ICANN and the Global Public Interest

ICANN tries to further define its role at ICANN 73.

What is the “Global Public Interest,” and how should ICANN protect it?

ICANN 73 has arrived (virtually), and several of its sessions focus on the “Global Public Interest” as it applies to ICANN’s mission and core values. ICANN’s effort to better define the global public interest in the DNS creates some interesting philosophical challenges.

Should ICANN merely act as a “Better Business Bureau” for consumers and domain industry companies? Should it be a “United Nations of the DNS,” committed to broadening representation, diversity, and universal access to the Internet? Or should it exist as an ISO-type organization, focusing on the technical standards and protocols that define and maintain a safe and stable DNS?

By formalizing what it means to work in the global public interest, ICANN hopes to make the difficult decisions ahead and balance being commercial-minded and human rights-oriented.
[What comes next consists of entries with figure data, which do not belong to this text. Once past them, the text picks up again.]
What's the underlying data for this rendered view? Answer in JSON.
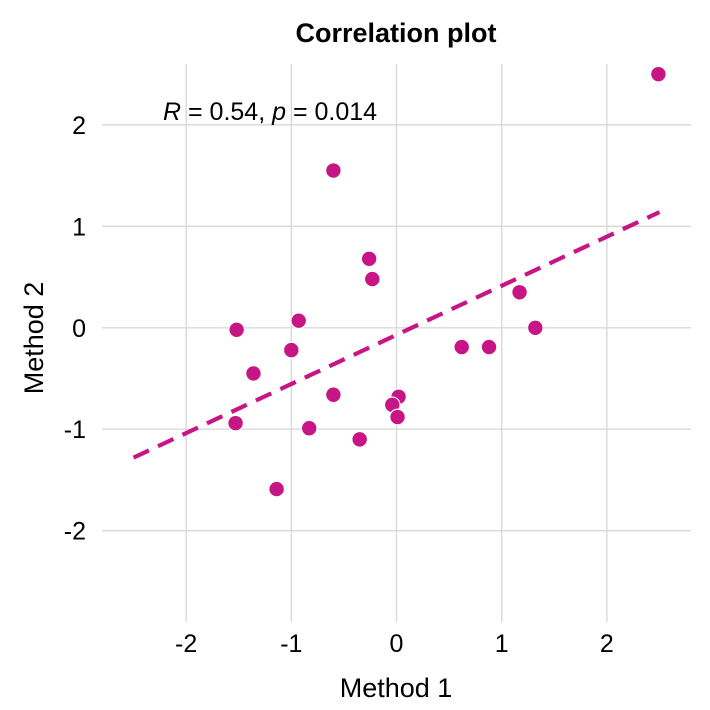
{
  "chart_data": {
    "type": "scatter",
    "title": "Correlation plot",
    "xlabel": "Method 1",
    "ylabel": "Method 2",
    "xlim": [
      -2.8,
      2.8
    ],
    "ylim": [
      -2.9,
      2.6
    ],
    "xticks": [
      -2,
      -1,
      0,
      1,
      2
    ],
    "xtick_labels": [
      "-2",
      "-1",
      "0",
      "1",
      "2"
    ],
    "yticks": [
      -2,
      -1,
      0,
      1,
      2
    ],
    "ytick_labels": [
      "-2",
      "-1",
      "0",
      "1",
      "2"
    ],
    "grid": true,
    "point_color": "#C71585",
    "line_color": "#C71585",
    "points": [
      {
        "x": 2.49,
        "y": 2.5
      },
      {
        "x": -0.6,
        "y": 1.55
      },
      {
        "x": -0.26,
        "y": 0.68
      },
      {
        "x": -0.23,
        "y": 0.48
      },
      {
        "x": 1.17,
        "y": 0.35
      },
      {
        "x": -0.93,
        "y": 0.07
      },
      {
        "x": -1.52,
        "y": -0.02
      },
      {
        "x": 1.32,
        "y": 0.0
      },
      {
        "x": 0.62,
        "y": -0.19
      },
      {
        "x": 0.88,
        "y": -0.19
      },
      {
        "x": -1.0,
        "y": -0.22
      },
      {
        "x": -1.36,
        "y": -0.45
      },
      {
        "x": -0.6,
        "y": -0.66
      },
      {
        "x": 0.02,
        "y": -0.68
      },
      {
        "x": -0.04,
        "y": -0.76
      },
      {
        "x": 0.01,
        "y": -0.88
      },
      {
        "x": -1.53,
        "y": -0.94
      },
      {
        "x": -0.83,
        "y": -0.99
      },
      {
        "x": -0.35,
        "y": -1.1
      },
      {
        "x": -1.14,
        "y": -1.59
      }
    ],
    "regression_line": {
      "x": [
        -2.5,
        2.5
      ],
      "y": [
        -1.28,
        1.14
      ],
      "style": "dashed"
    },
    "annotation": {
      "r_symbol": "R",
      "r_text": " = 0.54, ",
      "p_symbol": "p",
      "p_text": " = 0.014"
    }
  }
}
You could argue that it is all three. After all, during the IANA Transition, ICANN committed itself to maintaining the safety and security of the DNS, ensuring broad participation across all geographies and languages, and fostering competition and consumer choice. As these priorities compete for resources and attention, the ICANN community is looking to define the global public interest (and to determine if the term is useful at all).
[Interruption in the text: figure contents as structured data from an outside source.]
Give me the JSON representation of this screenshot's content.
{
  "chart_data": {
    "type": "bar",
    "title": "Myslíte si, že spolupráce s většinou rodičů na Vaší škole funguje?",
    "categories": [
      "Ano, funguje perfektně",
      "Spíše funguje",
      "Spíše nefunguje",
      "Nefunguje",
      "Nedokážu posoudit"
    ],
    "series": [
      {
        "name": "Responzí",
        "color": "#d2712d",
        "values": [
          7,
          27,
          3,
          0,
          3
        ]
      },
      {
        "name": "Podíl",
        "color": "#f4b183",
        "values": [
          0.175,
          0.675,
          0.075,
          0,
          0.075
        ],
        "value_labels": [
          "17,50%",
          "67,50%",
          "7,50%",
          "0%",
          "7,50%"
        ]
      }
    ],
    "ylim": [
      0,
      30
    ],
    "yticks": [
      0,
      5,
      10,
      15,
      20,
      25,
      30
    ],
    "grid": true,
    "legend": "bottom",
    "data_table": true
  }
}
Russia’s invasion of Ukraine brings the implications of ICANN acting in the “global public interest” immediately to the forefront. ICANN was recently obliged to respond to a request to disable certain ccTLDs in Russia and take other actions. Goran Marby echoed the sentiments of many internet governance organizations and scholars that selectively shutting off the Internet would harm more than it would help.

Each set of stakeholders has its opinion on prioritizing ICANN’s competing values and missions. In the domain industry, low-friction commerce and consumer protection are probably top of mind. But that doesn’t diminish the importance of other values or the views of ICANN’s other stakeholder groups. As ICANN works to build a framework for defining the global public interest, what should it emphasize?